Sync instruments from an external source

This guide walks through building a reliable synchronisation pipeline that keeps your Ptolemy instrument records up to date with an external data source such as a Bloomberg feed, a CSV from a vendor, or your own internal database.

Overview

The sync pattern has three steps:

1. Fetch source data

Pull the current record set from your external source. This might be a Bloomberg SFTP file, a vendor REST API, or a database query.

2. Upsert to Ptolemy

For each record, create or update the instrument in Ptolemy using identifier-based lookups. Field values are merged atomically.

3. Archive removals

For instruments no longer present in the source, archive (soft-delete) them in Ptolemy rather than hard-deleting, preserving historical data.

Step 1 — Discover existing instruments

Before syncing, fetch all existing Ptolemy instruments so you can diff against the source.

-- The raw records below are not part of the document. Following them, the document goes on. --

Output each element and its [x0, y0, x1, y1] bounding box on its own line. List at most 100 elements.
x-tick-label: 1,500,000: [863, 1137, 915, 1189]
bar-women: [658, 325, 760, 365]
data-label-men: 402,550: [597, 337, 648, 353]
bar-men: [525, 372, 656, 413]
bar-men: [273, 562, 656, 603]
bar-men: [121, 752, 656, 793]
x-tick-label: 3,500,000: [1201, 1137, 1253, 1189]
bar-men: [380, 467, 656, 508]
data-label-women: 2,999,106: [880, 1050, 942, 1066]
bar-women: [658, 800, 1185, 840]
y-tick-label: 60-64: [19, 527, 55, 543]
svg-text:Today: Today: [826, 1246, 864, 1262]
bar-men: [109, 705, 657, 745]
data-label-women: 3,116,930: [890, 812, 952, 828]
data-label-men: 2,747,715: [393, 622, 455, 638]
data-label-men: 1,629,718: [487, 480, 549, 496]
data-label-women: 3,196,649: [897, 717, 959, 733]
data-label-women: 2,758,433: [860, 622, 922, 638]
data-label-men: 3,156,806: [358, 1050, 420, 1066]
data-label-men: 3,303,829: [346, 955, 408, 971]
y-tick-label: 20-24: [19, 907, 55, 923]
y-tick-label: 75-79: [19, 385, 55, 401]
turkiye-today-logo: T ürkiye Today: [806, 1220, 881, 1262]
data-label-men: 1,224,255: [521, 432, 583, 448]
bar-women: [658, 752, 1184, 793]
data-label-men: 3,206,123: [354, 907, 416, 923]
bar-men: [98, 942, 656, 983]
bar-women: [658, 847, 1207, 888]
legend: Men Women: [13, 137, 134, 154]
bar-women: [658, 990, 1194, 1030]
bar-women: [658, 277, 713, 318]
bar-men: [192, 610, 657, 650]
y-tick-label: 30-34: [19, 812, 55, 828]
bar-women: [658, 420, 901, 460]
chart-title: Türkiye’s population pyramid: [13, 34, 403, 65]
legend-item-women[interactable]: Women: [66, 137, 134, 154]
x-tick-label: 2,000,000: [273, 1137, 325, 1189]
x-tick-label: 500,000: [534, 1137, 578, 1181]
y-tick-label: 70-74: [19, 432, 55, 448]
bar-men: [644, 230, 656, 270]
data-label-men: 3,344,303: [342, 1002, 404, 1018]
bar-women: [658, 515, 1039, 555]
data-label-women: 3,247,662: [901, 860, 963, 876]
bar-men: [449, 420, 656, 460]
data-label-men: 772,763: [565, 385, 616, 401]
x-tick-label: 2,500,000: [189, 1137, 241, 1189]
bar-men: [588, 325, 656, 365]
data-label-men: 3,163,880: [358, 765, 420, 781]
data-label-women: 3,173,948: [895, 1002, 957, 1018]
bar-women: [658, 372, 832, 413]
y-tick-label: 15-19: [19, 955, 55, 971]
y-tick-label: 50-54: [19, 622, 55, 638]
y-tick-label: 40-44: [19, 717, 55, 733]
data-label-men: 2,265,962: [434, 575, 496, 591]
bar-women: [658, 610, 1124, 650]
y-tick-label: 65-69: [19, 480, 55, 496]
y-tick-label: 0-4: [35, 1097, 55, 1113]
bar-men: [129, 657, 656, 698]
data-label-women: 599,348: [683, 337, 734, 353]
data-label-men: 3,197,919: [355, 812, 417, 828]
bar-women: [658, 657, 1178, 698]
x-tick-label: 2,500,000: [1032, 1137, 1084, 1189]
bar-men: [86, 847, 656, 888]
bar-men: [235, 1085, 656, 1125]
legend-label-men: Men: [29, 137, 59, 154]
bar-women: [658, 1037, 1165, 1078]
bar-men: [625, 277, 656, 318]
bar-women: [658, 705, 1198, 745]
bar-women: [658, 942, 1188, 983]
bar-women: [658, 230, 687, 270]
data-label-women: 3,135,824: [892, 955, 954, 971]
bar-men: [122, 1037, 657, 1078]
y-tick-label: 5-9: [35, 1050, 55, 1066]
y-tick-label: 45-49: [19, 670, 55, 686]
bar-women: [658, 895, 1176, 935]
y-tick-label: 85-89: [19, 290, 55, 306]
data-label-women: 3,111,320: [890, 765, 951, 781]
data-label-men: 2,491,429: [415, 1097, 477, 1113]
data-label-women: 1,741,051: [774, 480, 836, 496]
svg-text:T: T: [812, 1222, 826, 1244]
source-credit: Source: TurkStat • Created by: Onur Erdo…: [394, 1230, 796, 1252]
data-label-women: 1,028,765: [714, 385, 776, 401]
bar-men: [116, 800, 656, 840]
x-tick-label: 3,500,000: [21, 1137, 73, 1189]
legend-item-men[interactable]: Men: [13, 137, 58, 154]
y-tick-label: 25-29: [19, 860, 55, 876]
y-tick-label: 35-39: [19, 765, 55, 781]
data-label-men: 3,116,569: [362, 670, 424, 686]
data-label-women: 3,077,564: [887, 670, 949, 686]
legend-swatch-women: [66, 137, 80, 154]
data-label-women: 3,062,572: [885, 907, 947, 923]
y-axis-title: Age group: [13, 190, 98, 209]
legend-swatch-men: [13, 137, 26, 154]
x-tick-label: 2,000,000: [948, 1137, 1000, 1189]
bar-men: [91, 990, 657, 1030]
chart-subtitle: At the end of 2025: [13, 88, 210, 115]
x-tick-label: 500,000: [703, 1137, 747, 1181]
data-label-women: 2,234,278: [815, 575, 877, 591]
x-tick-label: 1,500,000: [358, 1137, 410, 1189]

Use the filter API with a large page size to iterate efficiently.

def get_all_instruments(client, type_id: str) -> dict[str, dict]:
  instruments = {}
  cursor = None
  while True:
    body = {"type_id": type_id, "limit": 500}
    if cursor: body["after"] = cursor
    resp = client.post("/instruments/filter", json=body).json()
    for inst in resp["data"]:
      instruments[inst["identifier"]] = inst
    if not resp["meta"]["has_more"]: break
    cursor = resp["meta"]["next_cursor"]
  return instruments

Step 2 — Upsert changed records

Compare each source record against the current Ptolemy state. Create new instruments and update changed ones. Only send PATCH requests for records that have actually changed to avoid unnecessary API calls.

for record in source_records:
  existing = ptolemy_instruments.get(record["identifier"])
  
  if existing is None:
    # New instrument — create it
    client.post("/instruments", json={
      "name": record["name"],
      "identifier": record["identifier"],
      "type_id": "equity",
      "field_values": record["fields"]
    }{)
  elif has_changed(existing, record):
    # Changed — update it
    client.patch(f"/instruments/{record['identifier']}", json={
      "field_values": record["fields"]
    }{)
    # No change — skip

Step 3 — Archive removed records

After processing all source records, archive any Ptolemy instruments that were not seen in the source feed. This indicates they’ve been delisted or removed upstream.

source_ids = {r["identifier"] for r in source_records}

for identifier, inst in ptolemy_instruments.items():
  if identifier not in source_ids and inst["archived_at"] is None:
    client.delete(f"/instruments/{identifier}")
    logger.info(f"Archived {identifier} — not in source feed")

Archive rather than hard-delete. Archived instruments still have their time series history intact, letting you query historical prices even after a stock has been delisted.

Error handling and idempotency

Build your sync to be idempotent — running it twice should produce the same result as running it once. Key practices:

Catch and log, don't abort

Wrap each create/update in try/except. A single bad record shouldn’t stop the entire sync. Log failures and alert separately.

Retry on 429

Check the Retry-After header and sleep accordingly. Implement exponential backoff for 5xx responses.

Use identifiers, not UUIDs

Reference instruments by your own identifier (e.g. bhp.ax) so your sync is stable across re-runs without needing to store Ptolemy UUIDs.

Run on a schedule

Use a cron job or workflow scheduler (Airflow, Prefect) to run the sync on a regular cadence. Daily syncs are typical for reference data.